Trump says he doesn't need to 'prepare very much' for North Korea summit, 'it's about attitude'
"It's about attitude."
President Donald Trump said Thursday he thinks he’s "very well prepared" for his summit meeting with North Korean dictator Kim Jong Un but said the meeting is more about "attitude" than it is a matter of preparation.
“I think I'm very well-prepared. I don’t think I have to prepare very much. It's about attitude, it's about willingness to get things done. But I think I have been prepared for this summit for a very long time,” Trump said in the Oval Office when asked by a reporter what he’s doing to prepare for the June 12 meeting in Singapore.
Trump made the comment sitting next to Japan's Prime Minister Shinzo Abe who was in Washington to discuss the summit.
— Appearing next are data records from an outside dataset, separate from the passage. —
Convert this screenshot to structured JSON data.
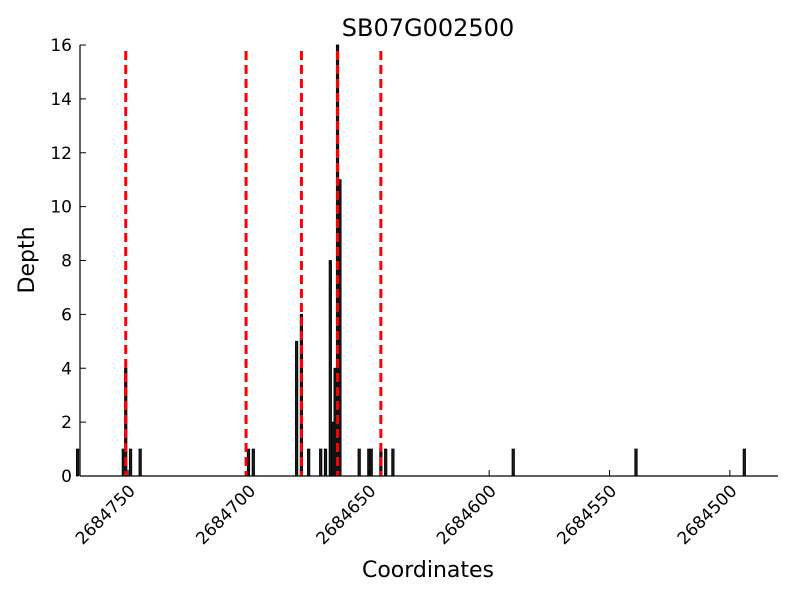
{
  "chart_data": {
    "type": "bar",
    "title": "SB07G002500",
    "xlabel": "Coordinates",
    "ylabel": "Depth",
    "xlim": [
      2684770,
      2684480
    ],
    "ylim": [
      0,
      16
    ],
    "x_inverted": true,
    "grid": false,
    "legend": "none",
    "x_ticks": [
      2684750,
      2684700,
      2684650,
      2684600,
      2684550,
      2684500
    ],
    "y_ticks": [
      0,
      2,
      4,
      6,
      8,
      10,
      12,
      14,
      16
    ],
    "bars": [
      {
        "x": 2684771,
        "y": 1
      },
      {
        "x": 2684752,
        "y": 1
      },
      {
        "x": 2684751,
        "y": 4
      },
      {
        "x": 2684749,
        "y": 1
      },
      {
        "x": 2684745,
        "y": 1
      },
      {
        "x": 2684700,
        "y": 1
      },
      {
        "x": 2684698,
        "y": 1
      },
      {
        "x": 2684680,
        "y": 5
      },
      {
        "x": 2684678,
        "y": 6
      },
      {
        "x": 2684675,
        "y": 1
      },
      {
        "x": 2684670,
        "y": 1
      },
      {
        "x": 2684668,
        "y": 1
      },
      {
        "x": 2684666,
        "y": 8
      },
      {
        "x": 2684665,
        "y": 2
      },
      {
        "x": 2684664,
        "y": 4
      },
      {
        "x": 2684663,
        "y": 16
      },
      {
        "x": 2684662,
        "y": 11
      },
      {
        "x": 2684654,
        "y": 1
      },
      {
        "x": 2684650,
        "y": 1
      },
      {
        "x": 2684649,
        "y": 1
      },
      {
        "x": 2684645,
        "y": 1
      },
      {
        "x": 2684643,
        "y": 1
      },
      {
        "x": 2684640,
        "y": 1
      },
      {
        "x": 2684590,
        "y": 1
      },
      {
        "x": 2684539,
        "y": 1
      },
      {
        "x": 2684494,
        "y": 1
      }
    ],
    "vlines": {
      "color": "#ff0000",
      "style": "dashed",
      "x": [
        2684751,
        2684701,
        2684678,
        2684663,
        2684645
      ]
    },
    "bar_color": "#1a1a1a"
  }
}
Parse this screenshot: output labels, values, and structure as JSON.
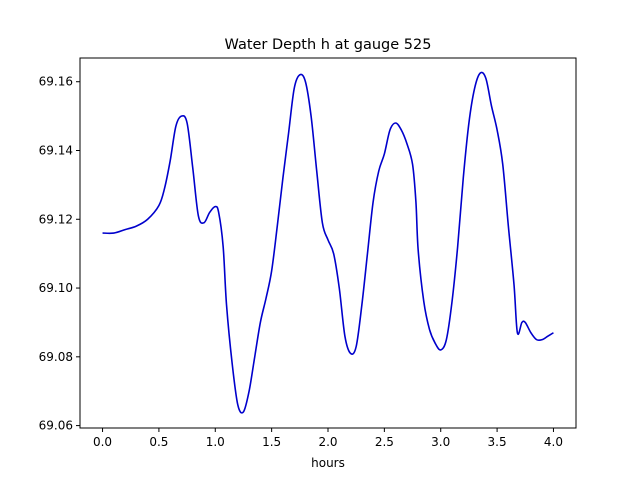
{
  "chart_data": {
    "type": "line",
    "title": "Water Depth h at gauge 525",
    "xlabel": "hours",
    "ylabel": "",
    "xlim": [
      -0.2,
      4.2
    ],
    "ylim": [
      69.0593,
      69.1669
    ],
    "xticks": [
      0.0,
      0.5,
      1.0,
      1.5,
      2.0,
      2.5,
      3.0,
      3.5,
      4.0
    ],
    "xtick_labels": [
      "0.0",
      "0.5",
      "1.0",
      "1.5",
      "2.0",
      "2.5",
      "3.0",
      "3.5",
      "4.0"
    ],
    "yticks": [
      69.06,
      69.08,
      69.1,
      69.12,
      69.14,
      69.16
    ],
    "ytick_labels": [
      "69.06",
      "69.08",
      "69.10",
      "69.12",
      "69.14",
      "69.16"
    ],
    "grid": false,
    "series": [
      {
        "name": "",
        "color": "#0000cc",
        "x": [
          0.0,
          0.1,
          0.2,
          0.3,
          0.4,
          0.5,
          0.55,
          0.6,
          0.65,
          0.7,
          0.75,
          0.8,
          0.85,
          0.9,
          0.95,
          1.0,
          1.03,
          1.07,
          1.1,
          1.15,
          1.2,
          1.25,
          1.3,
          1.35,
          1.4,
          1.45,
          1.5,
          1.55,
          1.6,
          1.65,
          1.7,
          1.75,
          1.8,
          1.85,
          1.9,
          1.95,
          2.0,
          2.05,
          2.1,
          2.15,
          2.2,
          2.25,
          2.3,
          2.35,
          2.4,
          2.45,
          2.5,
          2.55,
          2.6,
          2.65,
          2.7,
          2.75,
          2.78,
          2.8,
          2.85,
          2.9,
          2.95,
          3.0,
          3.05,
          3.1,
          3.15,
          3.2,
          3.25,
          3.3,
          3.35,
          3.4,
          3.45,
          3.5,
          3.55,
          3.6,
          3.65,
          3.68,
          3.72,
          3.75,
          3.8,
          3.85,
          3.9,
          3.95,
          4.0
        ],
        "values": [
          69.116,
          69.116,
          69.117,
          69.118,
          69.12,
          69.124,
          69.129,
          69.137,
          69.147,
          69.15,
          69.148,
          69.135,
          69.121,
          69.119,
          69.122,
          69.1237,
          69.122,
          69.112,
          69.095,
          69.078,
          69.066,
          69.064,
          69.07,
          69.08,
          69.09,
          69.097,
          69.105,
          69.118,
          69.132,
          69.145,
          69.158,
          69.162,
          69.16,
          69.15,
          69.134,
          69.119,
          69.114,
          69.11,
          69.1,
          69.086,
          69.081,
          69.083,
          69.095,
          69.11,
          69.125,
          69.134,
          69.139,
          69.146,
          69.148,
          69.146,
          69.142,
          69.136,
          69.125,
          69.111,
          69.096,
          69.088,
          69.084,
          69.082,
          69.085,
          69.096,
          69.112,
          69.132,
          69.148,
          69.158,
          69.1625,
          69.161,
          69.153,
          69.146,
          69.136,
          69.118,
          69.101,
          69.087,
          69.09,
          69.09,
          69.087,
          69.085,
          69.085,
          69.086,
          69.087
        ]
      }
    ]
  }
}
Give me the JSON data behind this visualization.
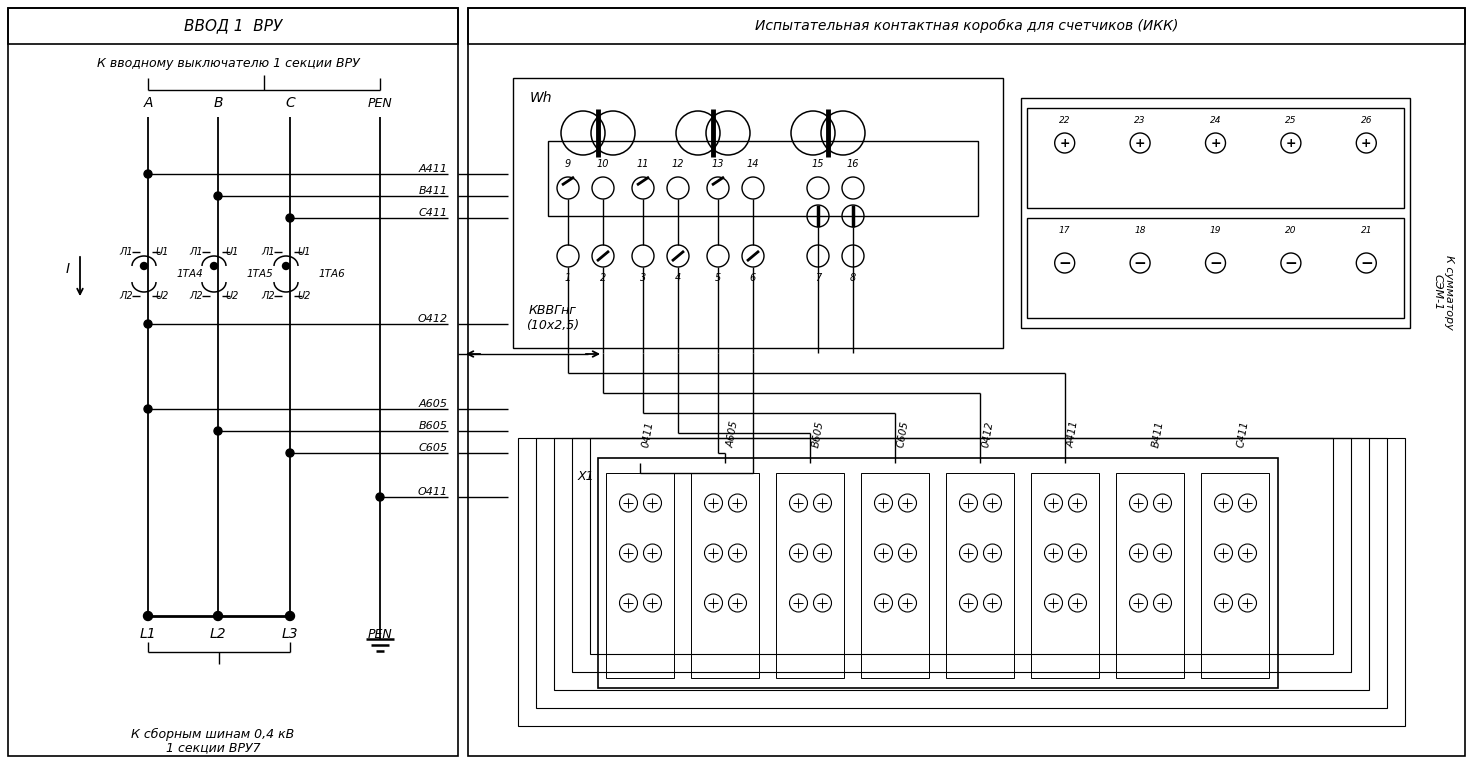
{
  "bg_color": "#ffffff",
  "title_left": "ВВОД 1  ВРУ",
  "title_right": "Испытательная контактная коробка для счетчиков (ИКК)",
  "text_top_left": "К вводному выключателю 1 секции ВРУ",
  "text_bottom_left1": "К сборным шинам 0,4 кВ",
  "text_bottom_left2": "1 секции ВРУ7",
  "phases": [
    "A",
    "B",
    "C",
    "PEN"
  ],
  "labels_bottom": [
    "L1",
    "L2",
    "L3",
    "PEN"
  ],
  "ta_labels": [
    "1ТА4",
    "1ТА5",
    "1ТА6"
  ],
  "wire_labels_right": [
    "А411",
    "В411",
    "С411",
    "О412",
    "А605",
    "В605",
    "С605",
    "О411"
  ],
  "ikk_bottom_labels": [
    "0411",
    "А605",
    "В605",
    "С605",
    "0412",
    "А411",
    "В411",
    "С411"
  ],
  "ikk_top_numbers": [
    9,
    10,
    11,
    12,
    13,
    14,
    15,
    16
  ],
  "ikk_bot_numbers": [
    1,
    2,
    3,
    4,
    5,
    6,
    7,
    8
  ],
  "summ_top": [
    22,
    23,
    24,
    25,
    26
  ],
  "summ_bottom": [
    17,
    18,
    19,
    20,
    21
  ],
  "cable_label": "КВВГнг\n(10х2,5)",
  "summ_label": "К сумматору\nСЭМ-1",
  "wh_label": "Wh",
  "x1_label": "X1"
}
The president added that the North Koreans are also prepared: “I think they’ve been preparing for a long time, also. So this isn’t a question of preparation, it’s a question of whether or not people want it to happen, and we’ll know that very quickly.”
Even as the president said that the summit is “all ready to go” he also qualified that everything is “subject always to change you never know in this world, subject to change.”
The president also the summit will be “much more than a photo op.” While he again reemphasized that the meeting will likely not produce a firm deal, he said it will be the start of “perhaps a good relationship” as a starting point to an ultimate deal.
“Well, it's going to be much more their photo op. I think it’s a process. I’ve you that many times before. I think it's not a one-meeting deal. It would be wonderful if it were,” Trump said. “This will not be just a photo op. This will be at a minimum, we'll start with perhaps a good relationship and that's something that is very important towards the ultimate making of the deal. I'd love to say it could happen in one deal. Maybe it can.”
Trump also reiterated that the U.S. will accept nothing less of denuclearization, though he didn't define the terms of denuclearization.
“They have to denuke. If they don't denuclearize, it will not be acceptable. We cannot take sanctions off,” he said.
He also made reference to his previous golf game with Shinzo Abe in Japan, noting that they went golfing with famed Japanese pro-golfer Hideki Matsuyama, who Trump said is the number two celebrity in Japan next to Abe, who he said is the number one celebrity.